Wow, makes you proud to be a fan…class all the way around. I follow a lot of the spouses on social media and you can tell they all care about each other too. On the road, at home, one big family
…and I haven’t even really touched on the culture part of the story yet…
So great…I agree, proud to be a fan. I think back to the rally…the way he was walking behind the guys and patting them on the back or making that “proud dad” connection. You can tell how much he cares for the players. …Dean wasn’t the only one getting a little emotional that day.
Great read, can’t wait for the next installment….
Thank you! Please spread the word!
Outstanding read, Gann!
I’m thrilled you decided to go in depth with DL. He certainly deserves the attention and recognition he’s rightfully earned.
Is there a reason he hasn’t been voted best GM? I mean, he’s helped establish a solid foundation, structure, along with cultivating a winning mentality and a wonderful family atmosphere. What else does the man have to do to be mentioned in the conversation?
The Jack Adams Trophy, which is voted on by the GM’s themselves, is based on that particular regular season, so what a GM does prior to that isn’t part of the equation. Also, it’s a regular season award, voted on prior to the start of that season’s playoffs.

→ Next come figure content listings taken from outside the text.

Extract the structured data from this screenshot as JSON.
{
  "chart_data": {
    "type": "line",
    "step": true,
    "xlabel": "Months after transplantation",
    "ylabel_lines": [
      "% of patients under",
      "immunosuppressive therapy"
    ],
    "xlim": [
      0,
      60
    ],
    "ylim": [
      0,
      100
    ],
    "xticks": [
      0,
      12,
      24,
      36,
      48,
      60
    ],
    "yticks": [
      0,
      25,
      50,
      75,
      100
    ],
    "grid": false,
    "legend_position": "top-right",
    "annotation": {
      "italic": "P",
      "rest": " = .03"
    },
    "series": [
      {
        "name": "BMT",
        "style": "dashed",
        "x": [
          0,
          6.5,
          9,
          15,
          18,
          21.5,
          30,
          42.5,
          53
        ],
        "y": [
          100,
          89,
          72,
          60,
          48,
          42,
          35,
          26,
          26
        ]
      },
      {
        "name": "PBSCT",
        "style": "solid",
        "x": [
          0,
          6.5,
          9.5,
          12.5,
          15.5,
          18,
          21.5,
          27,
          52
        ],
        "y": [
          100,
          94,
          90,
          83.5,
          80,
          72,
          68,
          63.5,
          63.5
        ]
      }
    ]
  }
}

That’s why Anaheim’s Bob Murray won it last season. Anaheim finished atop the Western Conference and wasn’t necessarily expected to, which helped his case a lot.
That makes a little more sense, but jeez, a body of work should count for something, I would assume.
Not only did he change culture and player development, but he’s kept this team intact, with arguably a top three team for the 3rd or 4th year in a row while staying below the salary cap and no buy-outs. Pretty impressive if you ask me.
Also, thanks for getting back to me with an explanation. Much appreciated!
I enjoyed part two equally as much. Well done!
No doubt. But given the criteria for the Jack Adams, it’s easy to see why Murray could come out ahead of Lombardi.
great read here I’m looking forward to the next installment.
Best article you’ve ever done, and a great idea for a series. Lombardi is an extremely interesting guy. I could read about him all day. Keep’em coming!